Seriously, this was genius!  Even better, the project does not have to be complicated. I took the inspiration from an activity that my children did in preschool and Kindergarten. Those projects used single-use milk cartons for the base, and required parents bringing in donations of graham crackers, frosting and new candy. Our case just required me remembering to buy the most inexpensive grahams and vanilla frosting I could find.

Supplies

  • Box of most inexpensive graham crackers you can find. Actually, you could use any kind cheap crackers. Hmmm…now that I think about it, you maybe don’t need crackers at all! We will call those optional.
  • Cardboard or Styrofoam structure(s) of some sort. This can be a cereal box, milk carton, shoe box, food takeout container, whatever. In my book, something that you wouldn’t have been able to recycle would be best, but you do you. Use multiple containers to make a village!  Base the size of this on your knowledge of your child’s patience – it can take a bit of time to cover the box, and if you have a cracker base you will be covering the space twice.
  • Frosting – we got vanilla from a tub. Buy it or make your own, just make sure that it will harden like a glue (a quality I liked about the cheap store-bought kind).
  • Candy, preferably stuff that was given, not stuff you went out and bought.

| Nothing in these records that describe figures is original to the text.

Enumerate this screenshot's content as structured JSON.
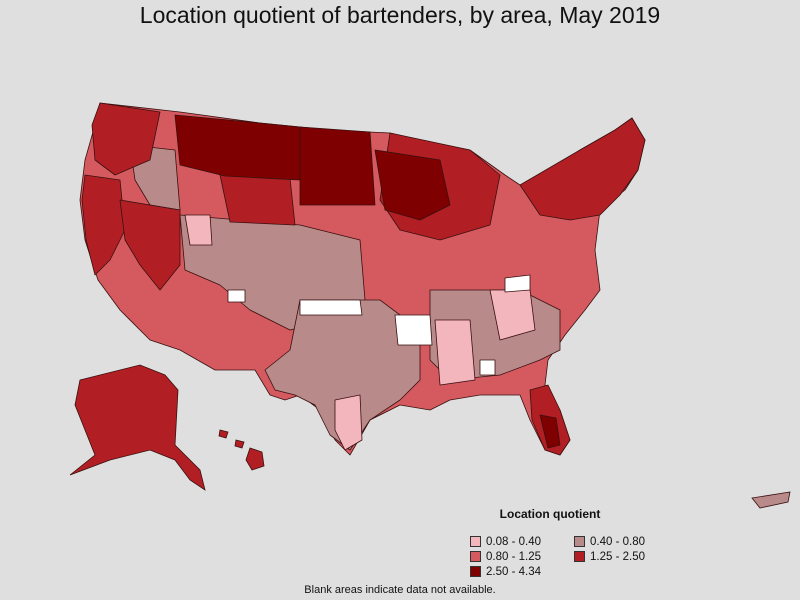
{
  "title": "Location quotient of bartenders, by area, May 2019",
  "legend": {
    "title": "Location quotient",
    "items": [
      {
        "label": "0.08 - 0.40",
        "color": "#f4b6bd"
      },
      {
        "label": "0.40 - 0.80",
        "color": "#b88a8a"
      },
      {
        "label": "0.80 - 1.25",
        "color": "#d45a60"
      },
      {
        "label": "1.25 - 2.50",
        "color": "#b11f24"
      },
      {
        "label": "2.50 - 4.34",
        "color": "#7f0000"
      }
    ]
  },
  "footnote": "Blank areas indicate data not available."
}
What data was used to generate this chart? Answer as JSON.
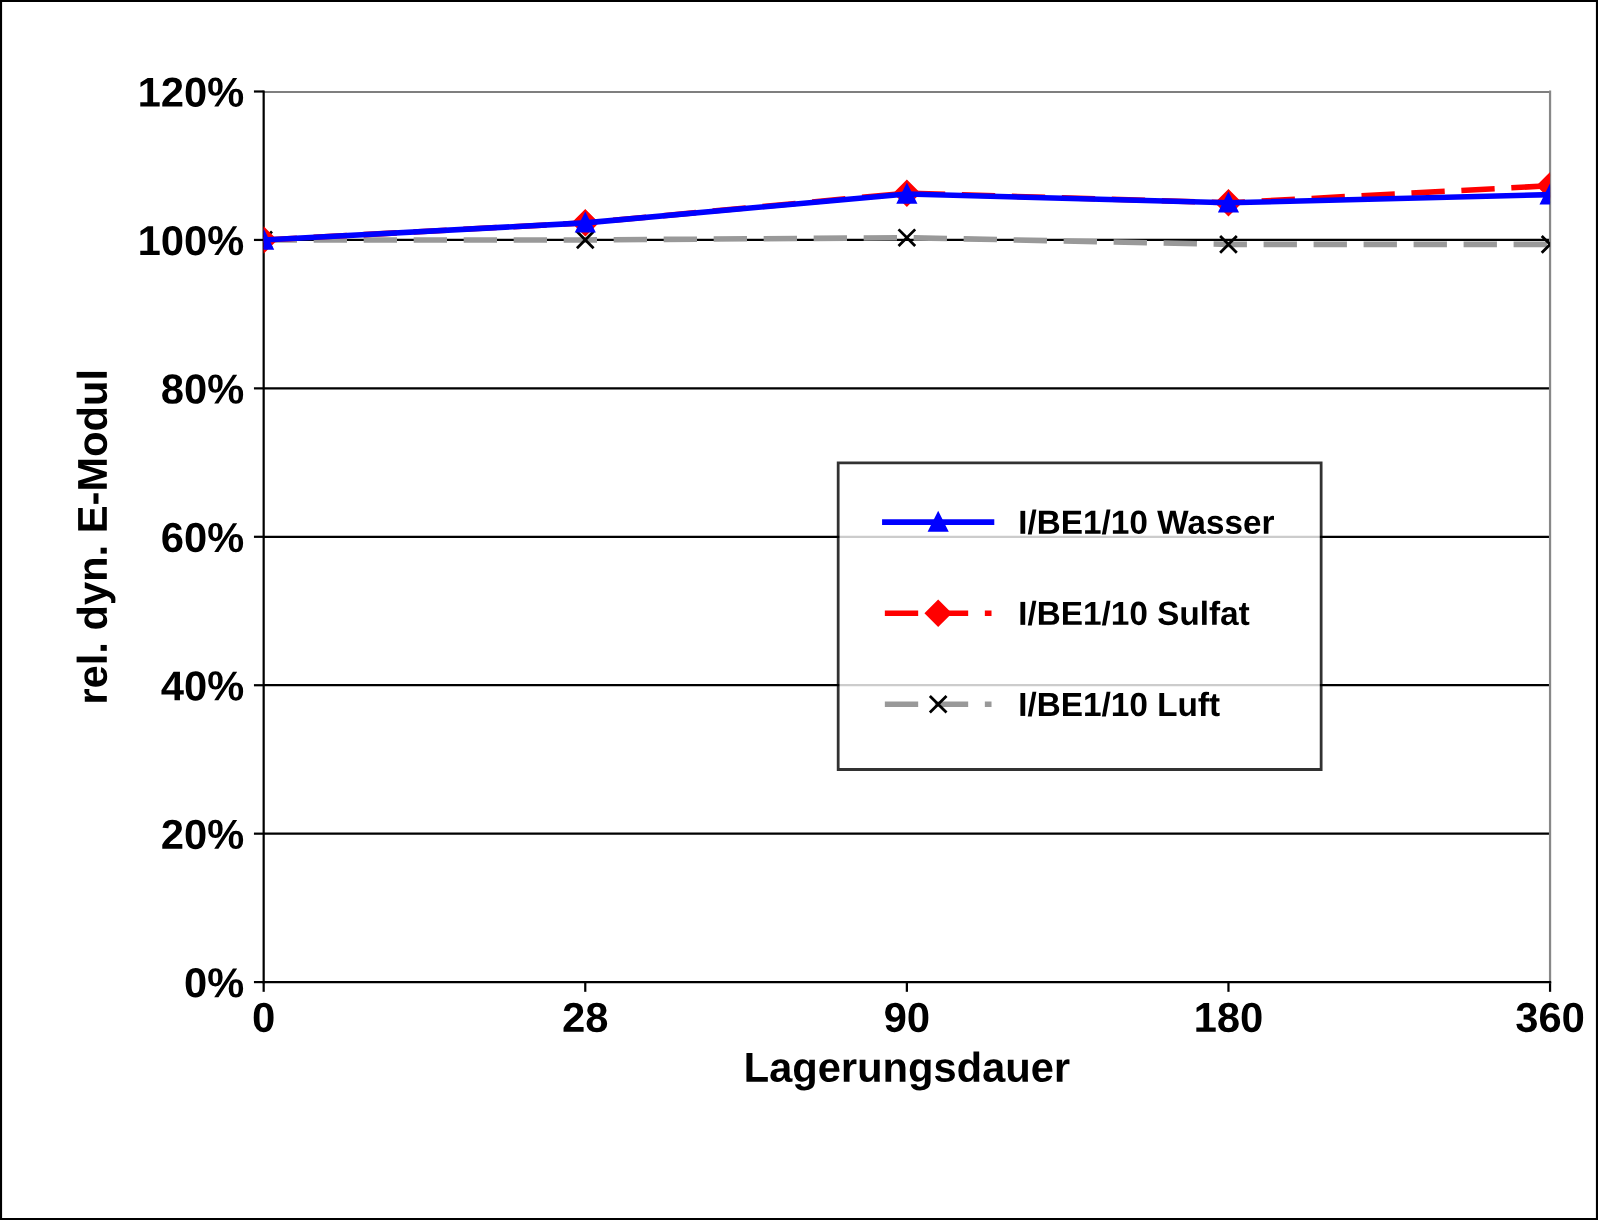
{
  "chart_data": {
    "type": "line",
    "xlabel": "Lagerungsdauer",
    "ylabel": "rel. dyn. E-Modul",
    "categories": [
      "0",
      "28",
      "90",
      "180",
      "360"
    ],
    "series": [
      {
        "name": "I/BE1/10 Wasser",
        "color": "#0000ff",
        "marker": "triangle",
        "line_style": "solid",
        "values": [
          100,
          102.3,
          106.2,
          105.0,
          106.1
        ]
      },
      {
        "name": "I/BE1/10 Sulfat",
        "color": "#ff0000",
        "marker": "diamond",
        "line_style": "dashed",
        "values": [
          100,
          102.3,
          106.3,
          105.0,
          107.3
        ]
      },
      {
        "name": "I/BE1/10 Luft",
        "color": "#999999",
        "marker": "cross",
        "line_style": "dashed",
        "values": [
          100,
          100,
          100.3,
          99.4,
          99.4
        ]
      }
    ],
    "ylim": [
      0,
      120
    ],
    "yticks": [
      {
        "value": 0,
        "label": "0%"
      },
      {
        "value": 20,
        "label": "20%"
      },
      {
        "value": 40,
        "label": "40%"
      },
      {
        "value": 60,
        "label": "60%"
      },
      {
        "value": 80,
        "label": "80%"
      },
      {
        "value": 100,
        "label": "100%"
      },
      {
        "value": 120,
        "label": "120%"
      }
    ],
    "grid": "y",
    "legend": "bottom right"
  }
}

I like the “recyclable” aspect of using stuff I don’t want my kids to actually ingest, but, again, you do you.  We found it easier to have at least some of the candy opened before they started.
  • Cookie sheet or similar for each person/structure/village. This helps keep the mess contained.
  • Butter or plastic knife for applying the glue

 

Now, let them go for it!

This is a great project to let their imaginations go wild.  There is a great feeling of freedom for kids to know that they can do whatever they want, without being corrected.  Sure, it could be a family or group project, but maybe let everyone have a side of their own – this is meant to be a memory rather than an heirloom-quality masterpiece.  Besides, the fewer boundaries the more candy will be used.  Speaking from experience.